Tomato juice is unusually popular among airplanes passengers, but why is that? Why do people drink so much tomato juice when flying?
For example, Lufthansa is a German airline company which serves 200,000 liters (53,000 gallons) of tomato juice a year to its passengers. That’s extremely close to the 223,000 liters (59,000 gallons) of beer they served annually. But how come tomato juice is almost on par with beer for air flight passengers?
The answer comes from science: when flying, the human taste buds suffer a temporary taste affliction, making it harder to taste sweet and salty flavors by about 30%. This is a physiological result of the cabin’s low pressure, loud engine noise, and absent humidity. Although some taste functions are reduced, the umami (one of the five basic tastes) flavor perception is unchanged, making tomato juice taste better than ever. That’s why passengers rate tomato juice as one of the tastiest foods onboard. Similar studies found that spicy, bitter, and sour flavors also remain unchanged.

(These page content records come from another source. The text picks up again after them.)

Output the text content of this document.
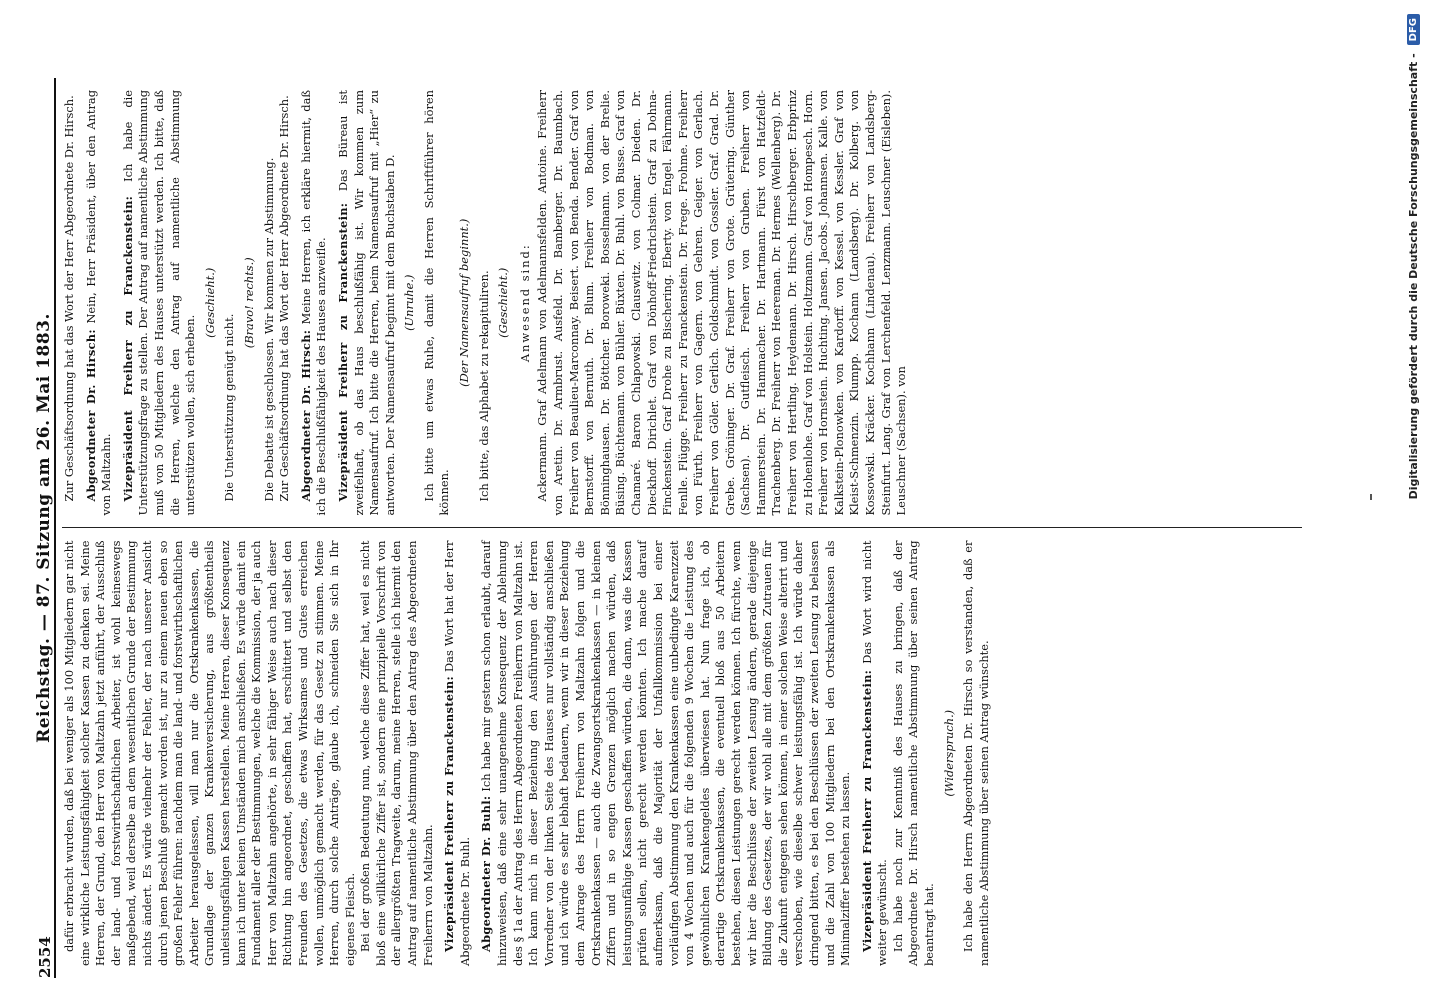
2554
Reichstag. — 87. Sitzung am 26. Mai 1883.

dafür erbracht wurden, daß bei weniger als 100 Mitgliedern gar nicht eine wirkliche Leistungsfähigkeit solcher Kassen zu denken sei. Meine Herren, der Grund, den Herr von Maltzahn jetzt anführt, der Ausschluß der land- und forstwirthschaftlichen Arbeiter, ist wohl keineswegs maßgebend, weil derselbe an dem wesentlichen Grunde der Bestimmung nichts ändert. Es würde vielmehr der Fehler, der nach unserer Ansicht durch jenen Beschluß gemacht worden ist, nur zu einem neuen eben so großen Fehler führen: nachdem man die land- und forstwirthschaftlichen Arbeiter herausgelassen, will man nur die Ortskrankenkassen, die Grundlage der ganzen Krankenversicherung, aus größtentheils unleistungsfähigen Kassen herstellen. Meine Herren, dieser Konsequenz kann ich unter keinen Umständen mich anschließen. Es würde damit ein Fundament aller der Bestimmungen, welche die Kommission, der ja auch Herr von Maltzahn angehörte, in sehr fähiger Weise auch nach dieser Richtung hin angeordnet, geschaffen hat, erschüttert und selbst den Freunden des Gesetzes, die etwas Wirksames und Gutes erreichen wollen, unmöglich gemacht werden, für das Gesetz zu stimmen. Meine Herren, durch solche Anträge, glaube ich, schneiden Sie sich in Ihr eigenes Fleisch. Bei der großen Bedeutung nun, welche diese Ziffer hat, weil es nicht bloß eine willkürliche Ziffer ist, sondern eine prinzipielle Vorschrift von der allergrößten Tragweite, darum, meine Herren, stelle ich hiermit den Antrag auf namentliche Abstimmung über den Antrag des Abgeordneten Freiherrn von Maltzahn. Vizepräsident Freiherr zu Franckenstein: Das Wort hat der Herr Abgeordnete Dr. Buhl. Abgeordneter Dr. Buhl: Ich habe mir gestern schon erlaubt, darauf hinzuweisen, daß eine sehr unangenehme Konsequenz der Ablehnung des § 1a der Antrag des Herrn Abgeordneten Freiherrn von Maltzahn ist. Ich kann mich in dieser Beziehung den Ausführungen der Herren Vorredner von der linken Seite des Hauses nur vollständig anschließen und ich würde es sehr lebhaft bedauern, wenn wir in dieser Beziehung dem Antrage des Herrn Freiherrn von Maltzahn folgen und die Ortskrankenkassen — auch die Zwangsortskrankenkassen — in kleinen Ziffern und in so engen Grenzen möglich machen würden, daß leistungsunfähige Kassen geschaffen würden, die dann, was die Kassen prüfen sollen, nicht gerecht werden könnten. Ich mache darauf aufmerksam, daß die Majorität der Unfallkommission bei einer vorläufigen Abstimmung den Krankenkassen eine unbedingte Karenzzeit von 4 Wochen und auch für die folgenden 9 Wochen die Leistung des gewöhnlichen Krankengeldes überwiesen hat. Nun frage ich, ob derartige Ortskrankenkassen, die eventuell bloß aus 50 Arbeitern bestehen, diesen Leistungen gerecht werden können. Ich fürchte, wenn wir hier die Beschlüsse der zweiten Lesung ändern, gerade diejenige Bildung des Gesetzes, der wir wohl alle mit dem größten Zutrauen für die Zukunft entgegen sehen können, in einer solchen Weise alterirt und verschoben, wie dieselbe schwer leistungsfähig ist. Ich würde daher dringend bitten, es bei den Beschlüssen der zweiten Lesung zu belassen und die Zahl von 100 Mitgliedern bei den Ortskrankenkassen als Minimalziffer bestehen zu lassen. Vizepräsident Freiherr zu Franckenstein: Das Wort wird nicht weiter gewünscht. Ich habe noch zur Kenntniß des Hauses zu bringen, daß der Abgeordnete Dr. Hirsch namentliche Abstimmung über seinen Antrag beantragt hat.

(Widerspruch.) Ich habe den Herrn Abgeordneten Dr. Hirsch so verstanden, daß er namentliche Abstimmung über seinen Antrag wünschte.

Zur Geschäftsordnung hat das Wort der Herr Abgeordnete Dr. Hirsch. Abgeordneter Dr. Hirsch: Nein, Herr Präsident, über den Antrag von Maltzahn. Vizepräsident Freiherr zu Franckenstein: Ich habe die Unterstützungsfrage zu stellen. Der Antrag auf namentliche Abstimmung muß von 50 Mitgliedern des Hauses unterstützt werden. Ich bitte, daß die Herren, welche den Antrag auf namentliche Abstimmung unterstützen wollen, sich erheben.

(Geschieht.)

Die Unterstützung genügt nicht.

(Bravo! rechts.) Die Debatte ist geschlossen. Wir kommen zur Abstimmung. Zur Geschäftsordnung hat das Wort der Herr Abgeordnete Dr. Hirsch. Abgeordneter Dr. Hirsch: Meine Herren, ich erkläre hiermit, daß ich die Beschlußfähigkeit des Hauses anzweifle. Vizepräsident Freiherr zu Franckenstein: Das Büreau ist zweifelhaft, ob das Haus beschlußfähig ist. Wir kommen zum Namensaufruf. Ich bitte die Herren, beim Namensaufruf mit „Hier“ zu antworten. Der Namensaufruf beginnt mit dem Buchstaben D. (Unruhe.) Ich bitte um etwas Ruhe, damit die Herren Schriftführer hören können.

(Der Namensaufruf beginnt.) Ich bitte, das Alphabet zu rekapituliren. (Geschieht.) Anwesend sind: Ackermann. Graf Adelmann von Adelmannsfelden. Antoine. Freiherr von Aretin. Dr. Armbrust. Ausfeld. Dr. Bamberger. Dr. Baumbach. Freiherr von Beaulieu-Marconnay. Beisert. von Benda. Bender. Graf von Bernstorff. von Bernuth. Dr. Blum. Freiherr von Bodman. von Bönninghausen. Dr. Böttcher. Boroweki. Bosselmann. von der Brelie. Büsing. Büchtemann. von Bühler. Büxten. Dr. Buhl. von Busse. Graf von Chamaré. Baron Chlapowski. Clauswitz. von Colmar. Dieden. Dr. Dieckhoff. Dirichlet. Graf von Dönhoff-Friedrichstein. Graf zu Dohna-Finckenstein. Graf Drohe zu Bischering. Eberty. von Engel. Fährmann. Fenlle. Flügge. Freiherr zu Franckenstein. Dr. Frege. Frohme. Freiherr von Fürth. Freiherr von Gagern. von Gehren. Geiger. von Gerlach. Freiherr von Göler. Gerlich. Goldschmidt. von Gossler. Graf. Grad. Dr. Grebe. Gröninger. Dr. Graf. Freiherr von Grote. Grütering. Günther (Sachsen). Dr. Gutfleisch. Freiherr von Gruben. Freiherr von Hammerstein. Dr. Hammacher. Dr. Hartmann. Fürst von Hatzfeldt-Trachenberg. Dr. Freiherr von Heereman. Dr. Hermes (Wellenberg). Dr. Freiherr von Hertling. Heydemann. Dr. Hirsch. Hirschberger. Erbprinz zu Hohenlohe. Graf von Holstein. Holtzmann. Graf von Hompesch. Horn. Freiherr von Hornstein. Huchting. Jansen. Jacobs. Johannsen. Kalle. von Kalkstein-Plonowken. von Kardorff. von Kessel. von Kessler. Graf von Kleist-Schmenzin. Klumpp. Kochann (Landsberg). Dr. Kolberg. von Kossowski. Kräcker. Kochhann (Lindenau). Freiherr von Landsberg-Steinfurt. Lang. Graf von Lerchenfeld. Lenzmann. Leuschner (Eisleben). Leuschner (Sachsen). von	Digitalisierung gefördert durch die Deutsche Forschungsgemeinschaft -
DFG
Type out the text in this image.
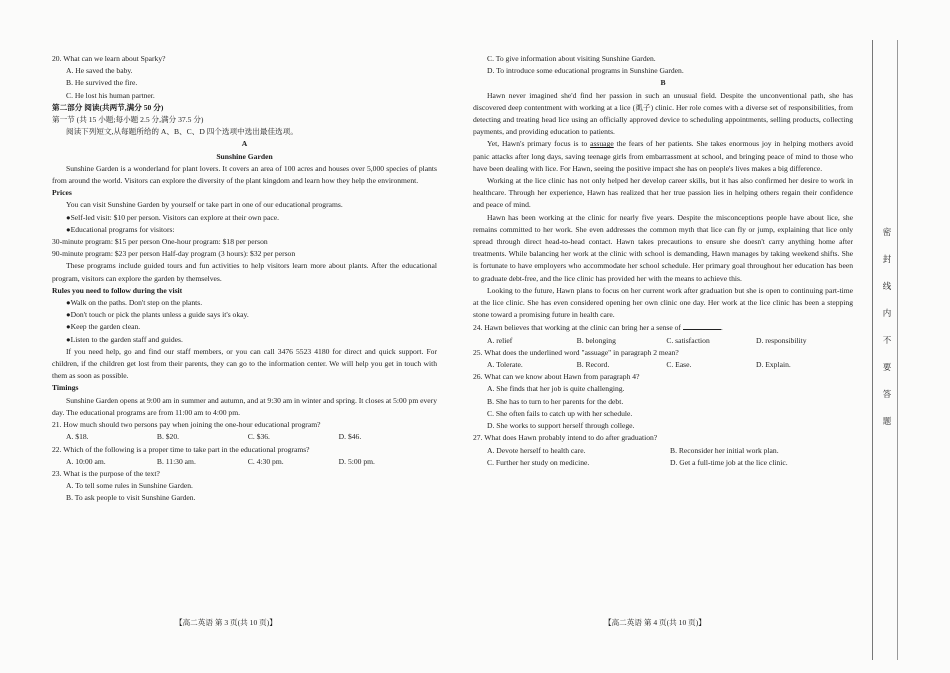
20. What can we learn about Sparky?
A. He saved the baby.
B. He survived the fire.
C. He lost his human partner.
第二部分 阅读(共两节,满分 50 分)
第一节 (共 15 小题;每小题 2.5 分,满分 37.5 分)
阅读下列短文,从每题所给的 A、B、C、D 四个选项中选出最佳选项。
A
Sunshine Garden

Sunshine Garden is a wonderland for plant lovers. It covers an area of 100 acres and houses over 5,000 species of plants from around the world. Visitors can explore the diversity of the plant kingdom and learn how they help the environment.

Prices

You can visit Sunshine Garden by yourself or take part in one of our educational programs.

●Self-led visit: $10 per person. Visitors can explore at their own pace.
●Educational programs for visitors:
30-minute program: $15 per person One-hour program: $18 per person
90-minute program: $23 per person Half-day program (3 hours): $32 per person

These programs include guided tours and fun activities to help visitors learn more about plants. After the educational program, visitors can explore the garden by themselves.

Rules you need to follow during the visit
●Walk on the paths. Don't step on the plants.
●Don't touch or pick the plants unless a guide says it's okay.
●Keep the garden clean.
●Listen to the garden staff and guides.

If you need help, go and find our staff members, or you can call 3476 5523 4180 for direct and quick support. For children, if the children get lost from their parents, they can go to the information center. We will help you get in touch with them as soon as possible.

Timings

Sunshine Garden opens at 9:00 am in summer and autumn, and at 9:30 am in winter and spring. It closes at 5:00 pm every day. The educational programs are from 11:00 am to 4:00 pm.

21. How much should two persons pay when joining the one-hour educational program?
A. $18.	B. $20.	C. $36.	D. $46.
22. Which of the following is a proper time to take part in the educational programs?
A. 10:00 am.	B. 11:30 am.	C. 4:30 pm.	D. 5:00 pm.
23. What is the purpose of the text?
A. To tell some rules in Sunshine Garden.
B. To ask people to visit Sunshine Garden.
【高二英语 第 3 页(共 10 页)】
C. To give information about visiting Sunshine Garden.
D. To introduce some educational programs in Sunshine Garden.
B

Hawn never imagined she'd find her passion in such an unusual field. Despite the unconventional path, she has discovered deep contentment with working at a lice (虱子) clinic. Her role comes with a diverse set of responsibilities, from detecting and treating head lice using an officially approved device to scheduling appointments, selling products, collecting payments, and providing education to patients.

Yet, Hawn's primary focus is to assuage the fears of her patients. She takes enormous joy in helping mothers avoid panic attacks after long days, saving teenage girls from embarrassment at school, and bringing peace of mind to those who have been dealing with lice. For Hawn, seeing the positive impact she has on people's lives makes a big difference.

Working at the lice clinic has not only helped her develop career skills, but it has also confirmed her desire to work in healthcare. Through her experience, Hawn has realized that her true passion lies in helping others regain their confidence and peace of mind.

Hawn has been working at the clinic for nearly five years. Despite the misconceptions people have about lice, she remains committed to her work. She even addresses the common myth that lice can fly or jump, explaining that lice only spread through direct head-to-head contact. Hawn takes precautions to ensure she doesn't carry anything home after treatments. While balancing her work at the clinic with school is demanding, Hawn manages by taking weekend shifts. She is fortunate to have employers who accommodate her school schedule. Her primary goal throughout her education has been to graduate debt-free, and the lice clinic has provided her with the means to achieve this.

Looking to the future, Hawn plans to focus on her current work after graduation but she is open to continuing part-time at the lice clinic. She has even considered opening her own clinic one day. Her work at the lice clinic has been a stepping stone toward a promising future in health care.

24. Hawn believes that working at the clinic can bring her a sense of	.
A. relief	B. belonging	C. satisfaction	D. responsibility
25. What does the underlined word "assuage" in paragraph 2 mean?
A. Tolerate.	B. Record.	C. Ease.	D. Explain.
26. What can we know about Hawn from paragraph 4?
A. She finds that her job is quite challenging.
B. She has to turn to her parents for the debt.
C. She often fails to catch up with her schedule.
D. She works to support herself through college.
27. What does Hawn probably intend to do after graduation?
A. Devote herself to health care.	B. Reconsider her initial work plan.
C. Further her study on medicine.	D. Get a full-time job at the lice clinic.
【高二英语 第 4 页(共 10 页)】
密
封
线
内
不
要
答
题
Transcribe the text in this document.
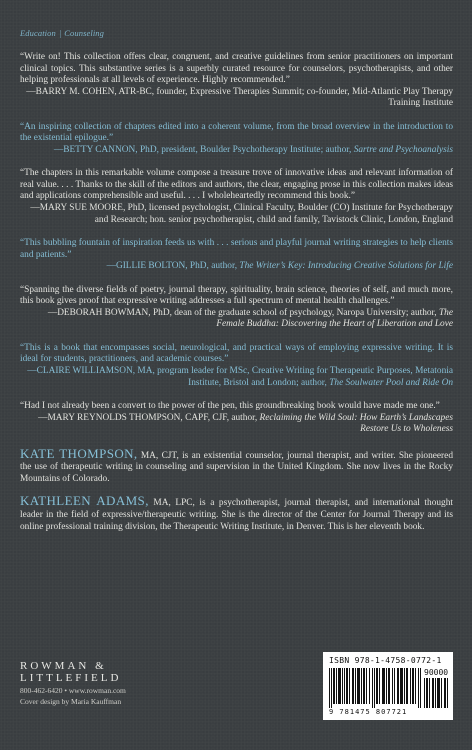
Education | Counseling

“Write on! This collection offers clear, congruent, and creative guidelines from senior practitioners on important clinical topics. This substantive series is a superbly curated resource for counselors, psychotherapists, and other helping professionals at all levels of experience. Highly recommended.”
—BARRY M. COHEN, ATR-BC, founder, Expressive Therapies Summit; co-founder, Mid-Atlantic Play Therapy Training Institute

“An inspiring collection of chapters edited into a coherent volume, from the broad overview in the introduction to the existential epilogue.”
—BETTY CANNON, PhD, president, Boulder Psychotherapy Institute; author, Sartre and Psychoanalysis

“The chapters in this remarkable volume compose a treasure trove of innovative ideas and relevant information of real value. . . . Thanks to the skill of the editors and authors, the clear, engaging prose in this collection makes ideas and applications comprehensible and useful. . . . I wholeheartedly recommend this book.”
—MARY SUE MOORE, PhD, licensed psychologist, Clinical Faculty, Boulder (CO) Institute for Psychotherapy and Research; hon. senior psychotherapist, child and family, Tavistock Clinic, London, England

“This bubbling fountain of inspiration feeds us with . . . serious and playful journal writing strategies to help clients and patients.”
—GILLIE BOLTON, PhD, author, The Writer’s Key: Introducing Creative Solutions for Life

“Spanning the diverse fields of poetry, journal therapy, spirituality, brain science, theories of self, and much more, this book gives proof that expressive writing addresses a full spectrum of mental health challenges.”
—DEBORAH BOWMAN, PhD, dean of the graduate school of psychology, Naropa University; author, The Female Buddha: Discovering the Heart of Liberation and Love

“This is a book that encompasses social, neurological, and practical ways of employing expressive writing. It is ideal for students, practitioners, and academic courses.”
—CLAIRE WILLIAMSON, MA, program leader for MSc, Creative Writing for Therapeutic Purposes, Metatonia Institute, Bristol and London; author, The Soulwater Pool and Ride On

“Had I not already been a convert to the power of the pen, this groundbreaking book would have made me one.”
—MARY REYNOLDS THOMPSON, CAPF, CJF, author, Reclaiming the Wild Soul: How Earth’s Landscapes Restore Us to Wholeness

KATE THOMPSON, MA, CJT, is an existential counselor, journal therapist, and writer. She pioneered the use of therapeutic writing in counseling and supervision in the United Kingdom. She now lives in the Rocky Mountains of Colorado.

KATHLEEN ADAMS, MA, LPC, is a psychotherapist, journal therapist, and international thought leader in the field of expressive/therapeutic writing. She is the director of the Center for Journal Therapy and its online professional training division, the Therapeutic Writing Institute, in Denver. This is her eleventh book.

ROWMAN &
LITTLEFIELD
800-462-6420 • www.rowman.com
Cover design by Maria Kauffman
ISBN 978-1-4758-0772-1
90000
9 781475 807721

There’s also a historical reason for its popularity: in the beginning of commercial air flights, alcohol was free of charge and in huge demand. Soon companies began charging for the booze but left the mixers such as tomato juice free of charge, making it a popular choice for people because it was free and tasty! This tradition survived til this day, and airline companies conduct taste tests in simulated depressurized cabins.